Matt....please feel free to use any of the pictures for your site  And let me know if you need more - I would be happy to contribute...Thanks.....Ron


----------



## glass man (May 4, 2010)

VERY VERY NICE COLLECTION! THANKS FOR SHARING! WHY NO KILMERS WITH THE EMBOSSED KIDNEY? JUST CURIOUS. JAMIE


----------



## Plumbata (May 4, 2010)

That is a righteous collection! I'm sorry about the root cause which led you to this focus, but dang you really made the most of it!

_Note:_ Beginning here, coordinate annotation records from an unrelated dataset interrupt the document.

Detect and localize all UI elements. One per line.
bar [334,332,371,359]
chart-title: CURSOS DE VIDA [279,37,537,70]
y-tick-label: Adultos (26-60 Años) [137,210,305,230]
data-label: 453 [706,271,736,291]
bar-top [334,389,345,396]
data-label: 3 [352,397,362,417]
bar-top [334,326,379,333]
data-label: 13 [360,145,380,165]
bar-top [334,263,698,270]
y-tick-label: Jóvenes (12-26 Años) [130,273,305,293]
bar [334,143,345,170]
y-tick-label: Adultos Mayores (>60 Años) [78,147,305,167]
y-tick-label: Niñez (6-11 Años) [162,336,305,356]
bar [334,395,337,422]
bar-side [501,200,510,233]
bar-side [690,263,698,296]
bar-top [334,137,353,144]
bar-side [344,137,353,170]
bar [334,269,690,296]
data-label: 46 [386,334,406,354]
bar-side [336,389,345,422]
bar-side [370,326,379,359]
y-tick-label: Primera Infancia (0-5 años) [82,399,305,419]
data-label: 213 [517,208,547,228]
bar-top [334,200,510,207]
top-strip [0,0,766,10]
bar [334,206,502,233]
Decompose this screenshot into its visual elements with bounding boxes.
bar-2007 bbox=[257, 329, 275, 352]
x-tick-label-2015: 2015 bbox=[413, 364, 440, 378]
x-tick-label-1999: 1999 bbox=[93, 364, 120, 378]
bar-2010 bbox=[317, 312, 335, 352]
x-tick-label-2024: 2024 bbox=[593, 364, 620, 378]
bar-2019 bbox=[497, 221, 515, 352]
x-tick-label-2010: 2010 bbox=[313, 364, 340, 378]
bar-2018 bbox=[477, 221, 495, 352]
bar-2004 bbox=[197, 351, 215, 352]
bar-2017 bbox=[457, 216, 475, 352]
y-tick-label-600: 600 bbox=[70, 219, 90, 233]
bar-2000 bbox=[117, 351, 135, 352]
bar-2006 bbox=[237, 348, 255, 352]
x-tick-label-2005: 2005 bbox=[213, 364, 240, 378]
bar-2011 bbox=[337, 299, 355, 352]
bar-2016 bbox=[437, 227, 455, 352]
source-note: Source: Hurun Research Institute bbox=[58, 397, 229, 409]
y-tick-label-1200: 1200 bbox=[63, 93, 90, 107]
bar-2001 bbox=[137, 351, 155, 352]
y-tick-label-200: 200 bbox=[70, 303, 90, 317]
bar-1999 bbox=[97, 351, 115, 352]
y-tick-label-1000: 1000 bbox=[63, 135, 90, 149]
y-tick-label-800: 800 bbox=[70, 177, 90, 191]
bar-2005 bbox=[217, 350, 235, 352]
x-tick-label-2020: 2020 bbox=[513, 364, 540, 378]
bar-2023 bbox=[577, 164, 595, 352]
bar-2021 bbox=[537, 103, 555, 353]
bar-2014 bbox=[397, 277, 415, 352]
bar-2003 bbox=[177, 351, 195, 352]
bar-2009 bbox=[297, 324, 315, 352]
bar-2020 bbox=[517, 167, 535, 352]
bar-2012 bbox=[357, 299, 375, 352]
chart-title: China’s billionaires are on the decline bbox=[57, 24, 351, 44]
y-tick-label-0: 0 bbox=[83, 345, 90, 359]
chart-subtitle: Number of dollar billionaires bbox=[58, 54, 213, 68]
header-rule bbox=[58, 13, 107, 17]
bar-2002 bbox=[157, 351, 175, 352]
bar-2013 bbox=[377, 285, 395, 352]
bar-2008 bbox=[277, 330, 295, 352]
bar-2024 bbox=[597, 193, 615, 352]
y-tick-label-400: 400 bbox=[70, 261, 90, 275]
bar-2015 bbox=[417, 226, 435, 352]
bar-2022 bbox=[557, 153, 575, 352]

 I have a few questions about the "Reid's German Cough & Kidney Cure" bottles. They are from Peoria, the town I collect, and I have only managed to get one of them, the 5 5/8th inch size. The one I have is embossed "Kidn*d*y" which is odd, but I don't know if that was embossed on all of that size or if the mistake was fixed afterward. How is kidney spelled on the Reid's bottles you have? I'm not holding my breath, but if you have any extras of those bottles I would be extremely interested.

 Again, nice stuff!


----------



## GuntherHess (May 5, 2010)

cool thanks


----------



## junkyard jack (May 5, 2010)

That's a great collection. I had no idea there were so many "Kidney" embossed bottles out there. That little citron "Pierce's Tablets" bottle is superb!!! Great color on that one.


----------



## ktbi (May 5, 2010)

Bill - Thanks - I agree, I really like that one. 
 Stephen - I only have two 5 3/4 and 7 1/4.  Kidney is spelled correctly on both. Do you have any of the trading cards?  I attached a photo of the ones I have. Reid's bottles are hard to find.  These are the only two I've seen. I will keep watching and pick up one for you if I see one.
 Jamie - I left out the Kilmer's because the picture was fuzzy.  Took a look and realized it was the bottle that was fuzzy.  I have several so will include it later.
 Thanks for looking...I'm proud of the collection, it took awhile and still trying to add to it.....Ron


----------



## ajohn (May 10, 2010)

Hey Ron,
 Well done!!!(with the fight and the collection).Looks like you only need the letters I,J,N,Q,U,X,Y,and Z.Although the Junipers could pass for the "J"(gray area),and the Q,X,and Y letters could probably show up in the Chinese med area???[8|].
 I'll keep my eyes peeled.    Anthony-J.


----------



## Stardust (May 13, 2010)

Excellent collection.Thanks for sharing. []


----------